2. Ran the verifier against the golden set. Got the verifier's score for every (response, label) pair. This is now an offline scoring problem with known answers — exactly the setup for an ROC analysis.

3. Plotted the ROC curve. TPR (correctly catching hallucinations) on the y-axis, FPR (incorrectly blocking legitimate responses) on the x-axis, parameterized by threshold. Saw the curve's shape: a clear elbow around threshold 0.7, where FPR dropped sharply but TPR stayed high.

4. Designed a two-tier threshold instead of a single one. - Alert threshold = 0.5 — high recall, accepts false positives. Triggers a logged event, a soft warning to the system, and a feedback signal for the eval team. Doesn't block the customer's response. This is the "we want to know" tier. - Block threshold = 0.7 — high precision, only blocks responses we're confident are hallucinated. Returns a templated safe response to the customer instead. This is the "we will not ship this" tier.

The two-tier design separates observability from enforcement. Most teams collapse them into one threshold and have to choose between catching too much and blocking too much. The math doesn't require that trade-off; it just requires you to have two thresholds.

5. Documented the methodology. Wrote it up in AI-Safety-Security-Governance/01-input-output-safety-controls/03-accuracy-verification-hallucination-control.md — risk classification, verification layer, confidence scoring, customer response strategy. This is a template for any binary safety guardrail going forward (toxicity, PII leakage, policy violation), not just hallucination.
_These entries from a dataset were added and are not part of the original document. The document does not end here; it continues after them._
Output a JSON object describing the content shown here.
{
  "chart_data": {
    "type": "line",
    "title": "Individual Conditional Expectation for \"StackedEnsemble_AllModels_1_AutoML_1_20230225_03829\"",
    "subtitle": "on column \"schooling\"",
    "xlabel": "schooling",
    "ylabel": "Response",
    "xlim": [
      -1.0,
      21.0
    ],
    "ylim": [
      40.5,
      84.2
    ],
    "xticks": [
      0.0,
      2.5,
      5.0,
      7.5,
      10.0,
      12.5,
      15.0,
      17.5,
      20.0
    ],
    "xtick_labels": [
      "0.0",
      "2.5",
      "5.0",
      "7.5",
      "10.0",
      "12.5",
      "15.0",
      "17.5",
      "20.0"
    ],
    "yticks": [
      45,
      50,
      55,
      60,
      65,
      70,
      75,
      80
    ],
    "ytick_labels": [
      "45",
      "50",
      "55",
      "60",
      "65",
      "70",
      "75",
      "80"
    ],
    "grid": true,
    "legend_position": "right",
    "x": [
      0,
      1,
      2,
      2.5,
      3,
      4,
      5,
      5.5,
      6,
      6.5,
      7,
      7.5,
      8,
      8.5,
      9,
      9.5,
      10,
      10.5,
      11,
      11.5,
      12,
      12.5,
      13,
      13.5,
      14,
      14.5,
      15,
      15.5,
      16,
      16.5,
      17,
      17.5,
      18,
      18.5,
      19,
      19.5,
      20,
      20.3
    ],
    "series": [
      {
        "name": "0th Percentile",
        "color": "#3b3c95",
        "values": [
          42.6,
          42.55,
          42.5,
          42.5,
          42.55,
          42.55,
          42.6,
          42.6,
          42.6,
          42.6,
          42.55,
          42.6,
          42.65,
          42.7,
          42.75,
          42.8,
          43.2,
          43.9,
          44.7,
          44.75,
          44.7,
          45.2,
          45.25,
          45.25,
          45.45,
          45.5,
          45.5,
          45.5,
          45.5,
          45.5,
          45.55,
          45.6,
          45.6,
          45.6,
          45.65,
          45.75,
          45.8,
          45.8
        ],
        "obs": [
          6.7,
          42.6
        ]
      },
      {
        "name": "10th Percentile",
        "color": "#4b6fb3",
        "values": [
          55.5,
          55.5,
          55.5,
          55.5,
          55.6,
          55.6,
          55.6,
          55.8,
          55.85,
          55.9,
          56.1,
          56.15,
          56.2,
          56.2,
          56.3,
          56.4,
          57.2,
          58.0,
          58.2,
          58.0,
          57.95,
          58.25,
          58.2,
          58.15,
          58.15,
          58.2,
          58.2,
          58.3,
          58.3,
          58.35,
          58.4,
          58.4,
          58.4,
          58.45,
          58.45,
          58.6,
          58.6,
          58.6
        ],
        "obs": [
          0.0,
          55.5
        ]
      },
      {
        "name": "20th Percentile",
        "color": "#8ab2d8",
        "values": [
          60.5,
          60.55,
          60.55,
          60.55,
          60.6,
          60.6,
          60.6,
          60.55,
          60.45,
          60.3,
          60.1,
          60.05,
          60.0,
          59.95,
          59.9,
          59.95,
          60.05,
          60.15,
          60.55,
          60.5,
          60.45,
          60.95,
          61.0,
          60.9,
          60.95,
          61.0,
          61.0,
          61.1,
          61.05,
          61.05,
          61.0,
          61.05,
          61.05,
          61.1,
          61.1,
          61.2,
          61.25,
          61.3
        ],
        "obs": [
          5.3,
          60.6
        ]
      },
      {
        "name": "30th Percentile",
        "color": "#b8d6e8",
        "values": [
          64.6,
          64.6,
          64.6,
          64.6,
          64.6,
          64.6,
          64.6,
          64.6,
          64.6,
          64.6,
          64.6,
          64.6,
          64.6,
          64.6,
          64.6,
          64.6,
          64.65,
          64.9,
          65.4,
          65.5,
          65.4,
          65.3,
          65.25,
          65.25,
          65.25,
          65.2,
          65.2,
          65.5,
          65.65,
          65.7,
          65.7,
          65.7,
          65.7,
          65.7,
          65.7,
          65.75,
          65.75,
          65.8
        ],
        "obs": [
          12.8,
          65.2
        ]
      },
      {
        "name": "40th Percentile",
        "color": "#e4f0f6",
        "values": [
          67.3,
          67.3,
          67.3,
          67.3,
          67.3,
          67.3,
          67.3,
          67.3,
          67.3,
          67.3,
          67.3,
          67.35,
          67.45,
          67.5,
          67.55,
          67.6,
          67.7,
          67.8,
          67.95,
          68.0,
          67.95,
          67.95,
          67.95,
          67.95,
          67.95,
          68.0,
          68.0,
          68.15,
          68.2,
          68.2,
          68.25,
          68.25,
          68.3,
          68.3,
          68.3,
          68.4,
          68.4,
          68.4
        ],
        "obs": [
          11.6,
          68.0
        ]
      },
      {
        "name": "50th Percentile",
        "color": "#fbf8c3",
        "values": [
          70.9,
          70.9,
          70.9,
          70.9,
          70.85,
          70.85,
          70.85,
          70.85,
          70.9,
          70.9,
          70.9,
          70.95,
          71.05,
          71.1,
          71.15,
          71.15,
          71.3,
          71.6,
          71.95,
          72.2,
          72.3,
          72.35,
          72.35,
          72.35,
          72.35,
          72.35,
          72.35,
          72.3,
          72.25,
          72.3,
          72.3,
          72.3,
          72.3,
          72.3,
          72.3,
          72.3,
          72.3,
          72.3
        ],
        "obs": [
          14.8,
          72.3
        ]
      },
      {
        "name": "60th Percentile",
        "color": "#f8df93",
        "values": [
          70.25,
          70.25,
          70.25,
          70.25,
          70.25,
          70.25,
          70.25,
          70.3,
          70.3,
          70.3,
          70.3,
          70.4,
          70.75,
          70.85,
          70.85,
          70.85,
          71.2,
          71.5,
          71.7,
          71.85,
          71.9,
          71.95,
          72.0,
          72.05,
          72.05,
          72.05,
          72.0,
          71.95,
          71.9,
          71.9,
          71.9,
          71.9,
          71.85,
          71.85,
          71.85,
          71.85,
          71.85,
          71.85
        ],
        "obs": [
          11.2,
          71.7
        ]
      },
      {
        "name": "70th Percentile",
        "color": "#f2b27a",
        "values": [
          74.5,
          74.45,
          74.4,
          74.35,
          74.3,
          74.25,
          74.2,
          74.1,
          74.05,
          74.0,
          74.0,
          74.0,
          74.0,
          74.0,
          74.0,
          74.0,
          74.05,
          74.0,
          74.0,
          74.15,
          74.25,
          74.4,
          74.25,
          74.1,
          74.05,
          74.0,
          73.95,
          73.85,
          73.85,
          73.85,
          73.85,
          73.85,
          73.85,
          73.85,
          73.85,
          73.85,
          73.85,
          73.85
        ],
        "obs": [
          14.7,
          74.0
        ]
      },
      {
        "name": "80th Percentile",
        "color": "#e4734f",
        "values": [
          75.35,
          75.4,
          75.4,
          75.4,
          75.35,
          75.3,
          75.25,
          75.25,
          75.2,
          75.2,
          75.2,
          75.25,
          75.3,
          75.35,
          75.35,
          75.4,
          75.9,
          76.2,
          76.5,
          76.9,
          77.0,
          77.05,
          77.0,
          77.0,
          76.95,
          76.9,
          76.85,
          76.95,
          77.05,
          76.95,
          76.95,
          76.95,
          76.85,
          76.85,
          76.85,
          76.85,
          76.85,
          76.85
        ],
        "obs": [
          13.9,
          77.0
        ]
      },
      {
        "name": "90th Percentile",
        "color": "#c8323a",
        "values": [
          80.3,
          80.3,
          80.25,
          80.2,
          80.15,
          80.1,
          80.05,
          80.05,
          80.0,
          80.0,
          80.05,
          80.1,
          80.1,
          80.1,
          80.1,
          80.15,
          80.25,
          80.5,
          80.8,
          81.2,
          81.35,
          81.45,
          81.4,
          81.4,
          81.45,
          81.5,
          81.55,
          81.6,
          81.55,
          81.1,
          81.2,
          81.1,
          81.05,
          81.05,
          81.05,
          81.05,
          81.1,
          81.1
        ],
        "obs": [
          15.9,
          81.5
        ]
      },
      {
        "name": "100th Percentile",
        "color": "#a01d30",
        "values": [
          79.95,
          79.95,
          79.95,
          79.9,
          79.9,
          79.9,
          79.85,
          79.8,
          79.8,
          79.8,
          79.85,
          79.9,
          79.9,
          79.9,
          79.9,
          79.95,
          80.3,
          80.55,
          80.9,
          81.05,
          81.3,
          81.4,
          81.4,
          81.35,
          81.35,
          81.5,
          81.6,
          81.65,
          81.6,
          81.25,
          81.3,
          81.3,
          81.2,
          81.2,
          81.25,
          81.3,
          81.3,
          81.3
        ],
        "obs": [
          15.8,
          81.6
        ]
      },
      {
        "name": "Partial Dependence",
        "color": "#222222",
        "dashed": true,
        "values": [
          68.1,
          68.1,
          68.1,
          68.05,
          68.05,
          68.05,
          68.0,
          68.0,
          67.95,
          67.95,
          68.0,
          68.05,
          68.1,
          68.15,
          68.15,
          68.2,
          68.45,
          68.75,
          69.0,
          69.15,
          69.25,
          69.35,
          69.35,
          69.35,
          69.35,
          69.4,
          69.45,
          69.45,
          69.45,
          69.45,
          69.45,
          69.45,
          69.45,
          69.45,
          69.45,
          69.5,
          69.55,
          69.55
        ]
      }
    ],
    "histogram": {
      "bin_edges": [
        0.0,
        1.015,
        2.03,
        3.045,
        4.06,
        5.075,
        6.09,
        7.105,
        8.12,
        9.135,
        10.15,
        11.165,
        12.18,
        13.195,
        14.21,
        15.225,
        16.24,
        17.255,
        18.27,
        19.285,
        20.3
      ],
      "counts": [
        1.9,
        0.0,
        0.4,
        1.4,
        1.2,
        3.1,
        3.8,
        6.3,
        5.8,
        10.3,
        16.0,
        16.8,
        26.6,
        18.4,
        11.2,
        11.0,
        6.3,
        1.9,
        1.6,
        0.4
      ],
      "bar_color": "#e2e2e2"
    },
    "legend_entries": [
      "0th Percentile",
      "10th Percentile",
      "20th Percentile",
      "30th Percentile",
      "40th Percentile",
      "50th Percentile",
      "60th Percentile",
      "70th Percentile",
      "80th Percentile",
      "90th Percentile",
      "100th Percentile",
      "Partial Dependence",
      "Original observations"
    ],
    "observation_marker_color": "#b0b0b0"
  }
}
The math/algorithmic depth that mattered

The whole story is a 200-level statistics problem dressed up as an engineering problem:

  • ROC curves and the precision-recall trade-off. Every binary classifier has a curve, not a number. Picking a single threshold is picking a single point on the curve — and you can only pick it sensibly if you've drawn the curve. The team's instinct to "bump 0.5 to 0.6" was equivalent to randomly walking along an unseen curve.
  • Cost asymmetry between FP and FN. A false positive (blocking a legitimate response) costs ~1 customer-frustration-event. A false negative (letting a hallucination through) costs ~1 trust-erosion-event, which is qualitatively much worse — wrong order info, wrong price, wrong product attribution all create real customer harm. Different costs → different optimal thresholds → two-tier design.
  • Calibration vs. accuracy. The verifier doesn't need to be more accurate to be more useful — it needs to be better calibrated against a labeled set. The team's "retrain the verifier" instinct would have helped, but only after we'd already done the calibration work. You always calibrate first; you only retrain when calibration shows a gap that calibration can't close.

The leadership move

This story has two leadership beats. First, I refused the "just bump the threshold" shortcut. Easy to lose that battle when the team is under ship pressure — easy to say "fine, 0.6, ship it." Saying "no, we need 500 labels first" costs time but buys the right answer.

Second, I made the methodology reusable. The two-tier alert/block design is now the default for every binary guardrail in the system. Toxicity, PII detection, policy compliance — all have alert/block tiers calibrated against their own labeled sets. The labor invested once for hallucination is amortized across every future guardrail.

There's also a translation move I had to make for the PM: "we're going to spend two weeks labeling 500 responses" sounds like ML self-indulgence. I framed it as "we're going to invest two weeks now to avoid blocking 1 in 8 customer responses for the next two years." Calibration is product work, not science work.

Result

What I'd want a future ML lead to take away

If a threshold matters to customer experience, calibrate it on a labeled set. If it doesn't matter, you don't need it. There is no in-between. "Default 0.5" is not a calibration; it's an unconsidered guess wearing the clothes of a decision.